И тут во второй раз с тех пор, как Сачико появилась в нашем доме, кровь ударила мне в голову. «Слово чести! — вспомнил я. — Слово чести дороже денег». Нет, видно, деньги ему дороже всякого слова и всякой чести! Офицер-кавалерист! Подлец и негодяй, вот он кто. Хитростью и обманом, скользкими и двусмысленными речами, лживыми глаголами заманил он меня в ловушку.

В эту минуту что-то встало между мной и Сачико, некая преграда воздвиглась между нами. Я видел, как пять вещей отодвигают ее от меня и заслоняют собой ее образ. Это были три тома «Эпохи», солидные и крепкие в своих твердых переплетах, учебник английского языка и красновато-коричневая шкатулка маджонга, похожая на комод, что стоит у родителей в спальне. Сквозь шкатулку просвечивали прелестные костяшки-клавиши. Сачико скрылась за книгами и шкатулкой и не возвращалась.

Оттого что операция Дмитрия Афанасьевича удалась столь блестяще и я вышел торжествующим победителем из несостоявшегося столкновения, душа моя вдруг преисполнилась невероятной отваги и неизмеримой храбрости.

— Больше ничего не будет, — отрезал я твердо. — Ни одной копейки.

Он никак не ожидал столь решительного отпора. Тень недоумения и растерянности скользнула по его лицу. Но это продолжалось лишь секунду. Он тут же оправился, пригладил рукой усы и произнес спокойно и четко:

— Ты еще пожалеешь об этом.

После этого мы оба довольно долго молчали. Он заговорил первый:

— Знаешь, что означает по-японски «фукусю»? — Голос его звучал почти ласково.

Я не знал такого слова и не собирался отвечать ему.

— Ну что ж, — сказал он, — ты запомнишь это слово на всю жизнь.

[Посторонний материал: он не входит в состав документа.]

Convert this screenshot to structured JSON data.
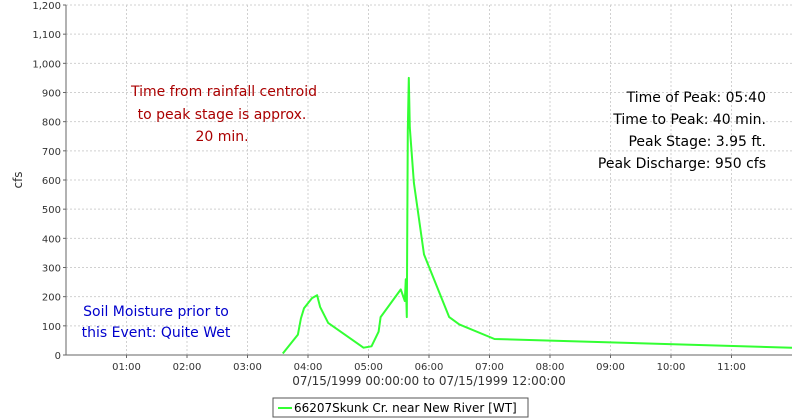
{
  "chart_data": {
    "type": "line",
    "xlabel": "07/15/1999 00:00:00 to 07/15/1999 12:00:00",
    "ylabel": "cfs",
    "xlim": [
      "00:00",
      "12:00"
    ],
    "ylim": [
      0,
      1200
    ],
    "grid": true,
    "x_ticks": [
      "01:00",
      "02:00",
      "03:00",
      "04:00",
      "05:00",
      "06:00",
      "07:00",
      "08:00",
      "09:00",
      "10:00",
      "11:00"
    ],
    "y_ticks": [
      "0",
      "100",
      "200",
      "300",
      "400",
      "500",
      "600",
      "700",
      "800",
      "900",
      "1,000",
      "1,100",
      "1,200"
    ],
    "series": [
      {
        "name": "66207Skunk Cr. near New River [WT]",
        "color": "#33ff33",
        "x": [
          "03:35",
          "03:50",
          "03:53",
          "03:56",
          "04:04",
          "04:09",
          "04:12",
          "04:20",
          "04:55",
          "05:03",
          "05:10",
          "05:12",
          "05:32",
          "05:36",
          "05:37",
          "05:38",
          "05:39",
          "05:40",
          "05:41",
          "05:45",
          "05:55",
          "06:20",
          "06:30",
          "07:05",
          "12:00"
        ],
        "values": [
          5,
          70,
          125,
          160,
          195,
          205,
          165,
          110,
          25,
          30,
          80,
          130,
          225,
          185,
          260,
          130,
          770,
          950,
          780,
          590,
          345,
          130,
          105,
          55,
          25
        ]
      }
    ]
  },
  "annotations": {
    "centroid": [
      "Time from rainfall centroid",
      "to peak stage is approx.",
      "20 min."
    ],
    "peak": [
      "Time of Peak: 05:40",
      "Time to Peak: 40 min.",
      "Peak Stage: 3.95 ft.",
      "Peak Discharge: 950 cfs"
    ],
    "soil": [
      "Soil Moisture prior to",
      "this Event: Quite Wet"
    ]
  },
  "colors": {
    "centroid_text": "#aa0000",
    "peak_text": "#000000",
    "soil_text": "#0000cc",
    "grid": "#d0d0d0"
  }
}
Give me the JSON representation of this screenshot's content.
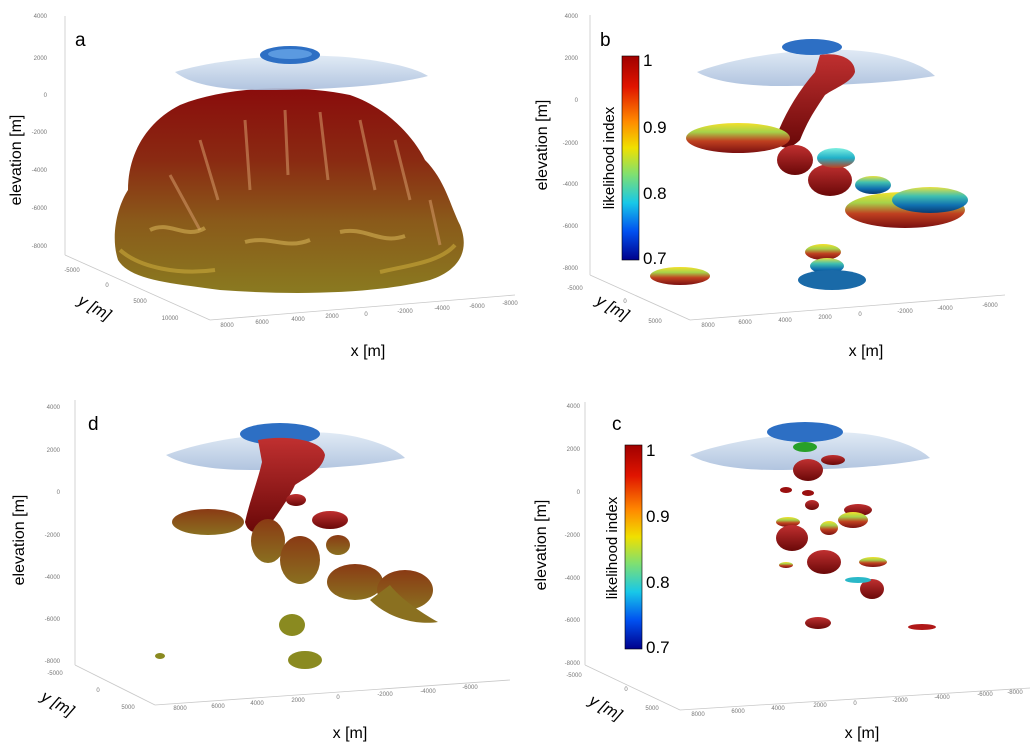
{
  "figure": {
    "panels": [
      {
        "letter": "a",
        "zlabel": "elevation [m]",
        "ylabel": "y [m]",
        "xlabel": "x [m]",
        "z_ticks": [
          "4000",
          "2000",
          "0",
          "-2000",
          "-4000",
          "-6000",
          "-8000"
        ],
        "y_ticks": [
          "-5000",
          "0",
          "5000",
          "10000"
        ],
        "x_ticks": [
          "8000",
          "6000",
          "4000",
          "2000",
          "0",
          "-2000",
          "-4000",
          "-6000",
          "-8000"
        ]
      },
      {
        "letter": "b",
        "zlabel": "elevation [m]",
        "ylabel": "y [m]",
        "xlabel": "x [m]",
        "z_ticks": [
          "4000",
          "2000",
          "0",
          "-2000",
          "-4000",
          "-6000",
          "-8000"
        ],
        "y_ticks": [
          "-5000",
          "0",
          "5000"
        ],
        "x_ticks": [
          "8000",
          "6000",
          "4000",
          "2000",
          "0",
          "-2000",
          "-4000",
          "-6000"
        ]
      },
      {
        "letter": "d",
        "zlabel": "elevation [m]",
        "ylabel": "y [m]",
        "xlabel": "x [m]",
        "z_ticks": [
          "4000",
          "2000",
          "0",
          "-2000",
          "-4000",
          "-6000",
          "-8000"
        ],
        "y_ticks": [
          "-5000",
          "0",
          "5000"
        ],
        "x_ticks": [
          "8000",
          "6000",
          "4000",
          "2000",
          "0",
          "-2000",
          "-4000",
          "-6000"
        ]
      },
      {
        "letter": "c",
        "zlabel": "elevation [m]",
        "ylabel": "y [m]",
        "xlabel": "x [m]",
        "z_ticks": [
          "4000",
          "2000",
          "0",
          "-2000",
          "-4000",
          "-6000",
          "-8000"
        ],
        "y_ticks": [
          "-5000",
          "0",
          "5000"
        ],
        "x_ticks": [
          "8000",
          "6000",
          "4000",
          "2000",
          "0",
          "-2000",
          "-4000",
          "-6000",
          "-8000"
        ]
      }
    ],
    "colorbar": {
      "label": "likelihood index",
      "ticks": [
        "1",
        "0.9",
        "0.8",
        "0.7"
      ],
      "colors": [
        "#a50000",
        "#e81400",
        "#ff8c00",
        "#f0e000",
        "#7fe070",
        "#20c0e0",
        "#0060ff",
        "#0000a0"
      ]
    }
  }
}
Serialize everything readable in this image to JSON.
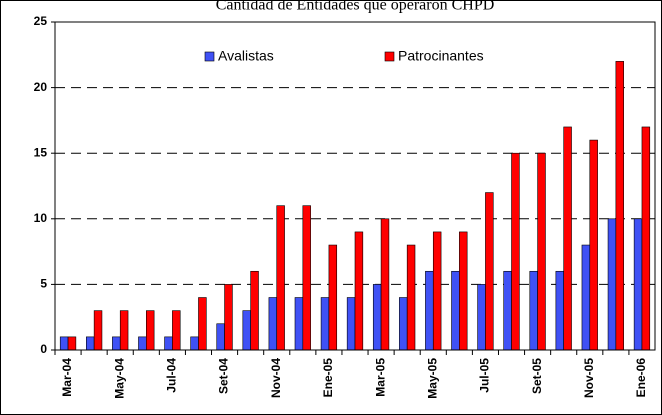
{
  "chart_data": {
    "type": "bar",
    "title": "Cantidad de Entidades que operaron CHPD",
    "categories": [
      "Mar-04",
      null,
      "May-04",
      null,
      "Jul-04",
      null,
      "Set-04",
      null,
      "Nov-04",
      null,
      "Ene-05",
      null,
      "Mar-05",
      null,
      "May-05",
      null,
      "Jul-05",
      null,
      "Set-05",
      null,
      "Nov-05",
      null,
      "Ene-06"
    ],
    "series": [
      {
        "name": "Avalistas",
        "color": "#3f51f5",
        "values": [
          1,
          1,
          1,
          1,
          1,
          1,
          2,
          3,
          4,
          4,
          4,
          4,
          5,
          4,
          6,
          6,
          5,
          6,
          6,
          6,
          8,
          10,
          10
        ]
      },
      {
        "name": "Patrocinantes",
        "color": "#ff0000",
        "values": [
          1,
          3,
          3,
          3,
          3,
          4,
          5,
          6,
          11,
          11,
          8,
          9,
          10,
          8,
          9,
          9,
          12,
          15,
          15,
          17,
          16,
          22,
          17
        ]
      }
    ],
    "ylim": [
      0,
      25
    ],
    "yticks": [
      0,
      5,
      10,
      15,
      20,
      25
    ],
    "grid": true,
    "legend": "top"
  }
}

Значение этой угрозы открылось мне позднее. Дмитрий Афанасьевич не стал тогда уточнять, что он имеет в виду. Ласковость сползла с его лица, теперь он улыбался своей обычной улыбкой хищника, но в пасмурных глазах промелькнула вновь уже знакомая мне искра: я подметил ее тогда, когда он рассказывал о расправах над бунтовщиками, с радостью чинимых им во времена его славного прошлого. Только теперь в лице Дмитрия Афанасьевича было больше спокойствия и выдержки, выдержки охотника, выследившего жертву и готового прихлопнуть ее. Боюсь, я не сумею описать это выражение достаточно точно, поэтому позволю себе прибегнуть к сравнениям, которые приходят мне в голову. Такое выражение, я думаю, было на лице фараона в тот час, когда он приказывал кидать в Нил каждого еврейского младенца, и на лице Гитлера, когда он утверждал «окончательное решение еврейского вопроса», и на лице Сталина, когда он распорядился о принудительной коллективизации, стоившей российскому крестьянству миллионов жизней.

Я все еще находился в комнате Дмитрия Афанасьевича, когда кто-то позвонил в дверь нашей квартиры. Мне пришлось выйти, чтобы открыть.

7

Операция «Фукусю» была хитро задумана и проведена, как настоящая боевая вылазка в тыл врага. Составив план действий, Дмитрий Афанасьевич уже ни в чем от него не отступал и выполнил все пункты один за другим с суровой решительностью и завидным хладнокровием.

Примерно через час после описанного разговора он вдруг заглянул ко мне и позвал к себе в комнату. Он придал своему лицу приветливое выражение — насколько это вообще было для него возможно, старался шутить и предложил, по доброте и широте своей славянской души, забыть старое и помириться. Примирение, по его правилам, следовало отметить. Он наклонился и вытащил из-под кровати бутылку водки и два стакана — один побольше, другой поменьше. Разлив водку по стаканам, он протянул мне больший.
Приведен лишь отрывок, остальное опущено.